Fundamental Analysis

Equities Take a Hit with Treasury Yields on the Rise

  • Investors were evaluating the potential timing and magnitude of Fed rate cuts in 2024.
  • The likelihood of a rate cut in March has decreased from 79% to 65.7%.
  • Investor morale in the eurozone improved for the third consecutive month in January.

On Tuesday, equities ended lower as there was a slight increase in Treasury yields. Moreover, investors were speculating on the timing and magnitude of Fed rate cuts in 2024 and anticipating inflation data later in the week.

The likelihood of a rate cut in March has decreased from 79% to 65.7%, according to CME’s FedWatch Tool. Consequently, US Treasury yields remain close to 4%, with the 10-year yield slightly up at 4.019%.

Investors are preparing for the release of the US consumer and producer price indices this week. Moreover, the US earnings season begins on Friday, with reports from banks like JPMorgan.

Fed easing bets (Source: Bloomberg)
Fed easing bets (Source: Bloomberg)

More and more market participants are reducing bets on a hike as early as March. On Monday, Atlanta Fed President Raphael Bostic preferred tight monetary policy.
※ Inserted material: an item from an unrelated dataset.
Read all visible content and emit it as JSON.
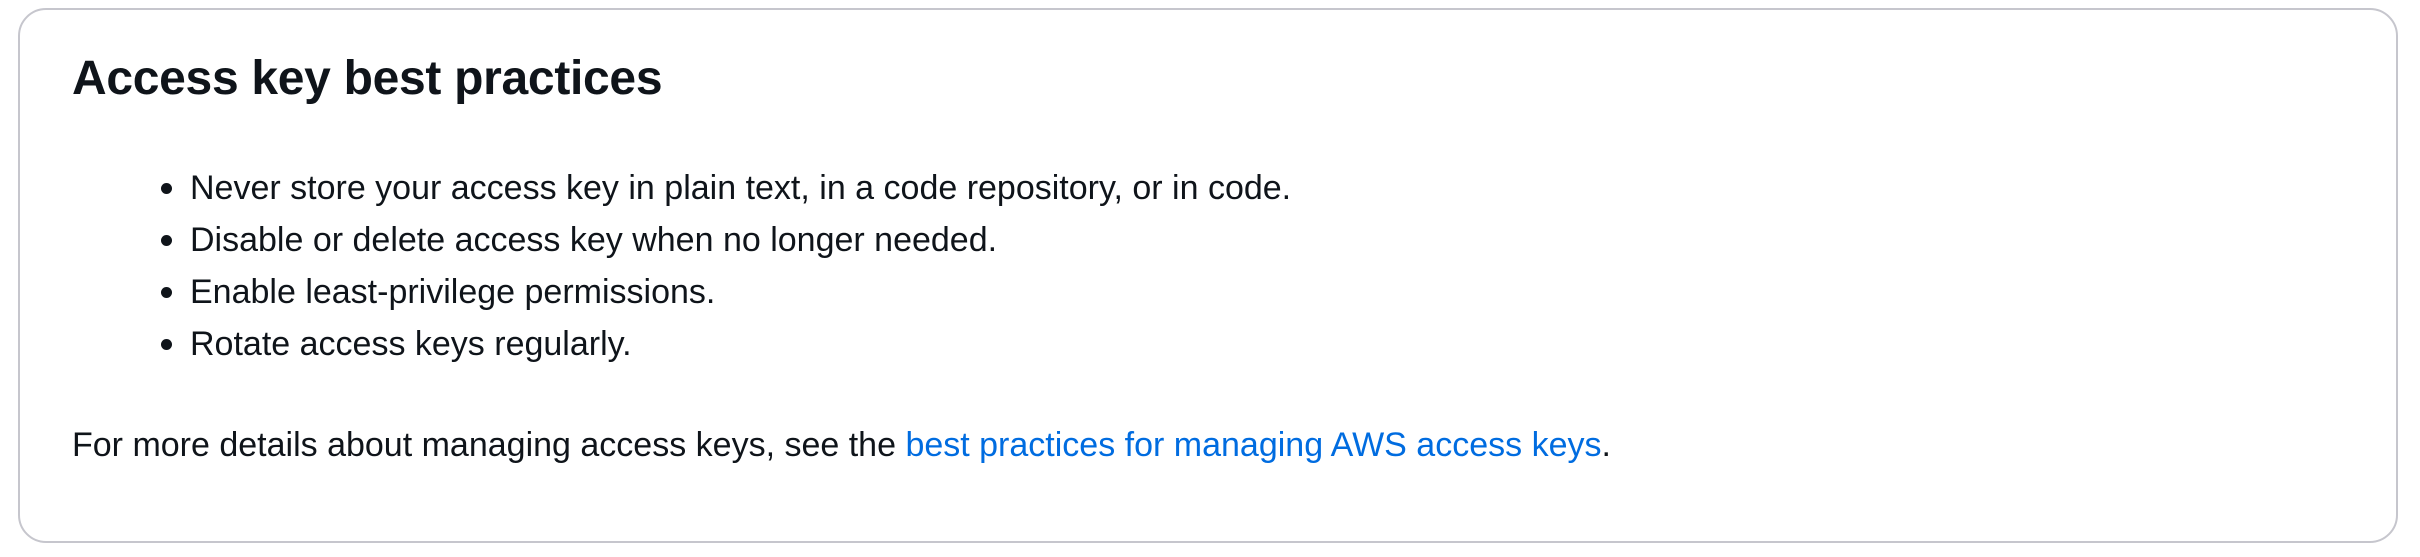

This stance contradicts market expectations of potential rate cuts as early as March.

Moreover, Bostic reiterated his earlier position that he expects rate cuts later in the year. He believes two quarter-point cuts will be by the end of 2024, with the first cut likely in the third quarter. However, he played down the possibility of rate cuts as soon as March.

Meanwhile, Fed Governor Michelle Bowman has shifted from a consistently hawkish stance, expressing a willingness to support future rate cuts as inflation subsides.

Elsewhere, European equities rebounded on Monday, particularly in technology and retail stocks, after a weak start to the year. Last week, the European benchmark recorded its first weekly decline in eight, following a strong rally in the second half of 2023.

German industrial orders in November were below expectations, while investor morale in the Eurozone improved for the third consecutive month in January. 

Meanwhile, equities in the UK closed lower on Tuesday, with miners dragging down blue chips. This performance was like the downbeat sentiment across European equity markets ahead of key economic reports.

On the data front, British retailers reported poor Christmas sales, fueling concerns about a potential mild economic recession. 

Mixed global economic data has reduced expectations for future policy rate cuts. Attention now turns to the US quarterly earnings season and the US inflation report scheduled for Thursday.